In spite of still living in an in-between state, in spite of all the difficulties that come with my move to the UK, in spite of all the unfinished business mainly from my Greek years, in spite of still being without my library and bereaved of all the necessary support that an author like me needs to work properly, I still managed to be productive, as far as it was possible. I'm working on my new trilogy of German novels, I'm writing essays, I'm translating. I think it was about three years ago, still in Athens, that I finally realised that it just became impossible to continue to see myself as a part of the official German literary scene. The circumstances I live in make it impossible. I'm outside that circle, I just don't have the means to function as a part of that system. My first literary language is German, but I had to become familiar with the idea to write prose and poetry only out of an inner necessity, ausdruckszwang, as Gottfried Benn called it, not as part of an established collective that feeds on its reciprocal processes of intrinsic motivation and competition. My wider approach, as a writer, as a scholar, as a translator, multilingual, is an answer to this situation. I recently finished the translation I did with my mother (my frequent co-translator) of Alfred Andersch's Sansibar oder der letzte Grund  (1957) into Greek. It is an effort quite symbolic for the current circumstances of my productivity. 

With thoughts like that in mind I study the programme of this year's London Book Fair. I see that the debate that the excellent Violent Phenomena anthology started lingers on. But I also see the persistence of hegemonial reductionism and primitive commercialism in the programme. It is surely advisable to represent different facets of the book market at such an event, but I doubt that there is something substantial to learn from panel discussions titled "Gimme! Gimme! Gimme!" or "Money, Money, Money" (sic). The persistence of the respective ideologies hints at bigger problems, problems that transcend the sphere of literary production and marketing. During my over fifteen years as a writer and translator I have come across attitudes that are not just simply unacceptable, but also exterior to the whole complex of literary production and reception. They are toxic extensions of anti-social policies and manipulative processes of oppression. Events like fairs, annual gatherings and presentations offer the possibility to support different directions or at least to favour tendencies that benefit the integrity and the communal spirit inside a sphere that still cannot be absorbed by the oppressive mechanisms of late capitalism.

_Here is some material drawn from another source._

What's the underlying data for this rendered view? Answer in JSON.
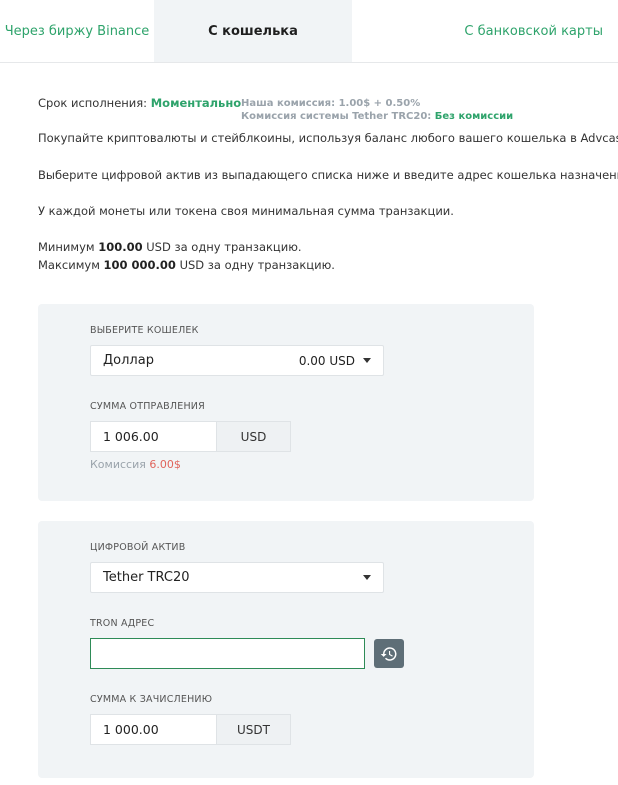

But maybe i just don't know enough about the cultural scene in general, I'm new in this country, I'm just trying to understand things on the basis of my experiences and my beliefs. I might not visit this particular event, but I'm looking forward to lots of other coming events and opportunities to participate in cultural production. I hope 2023 will provide as many opportunities of this kind as 2022 did, and I hope to find the time to share more of that on this blog than last year.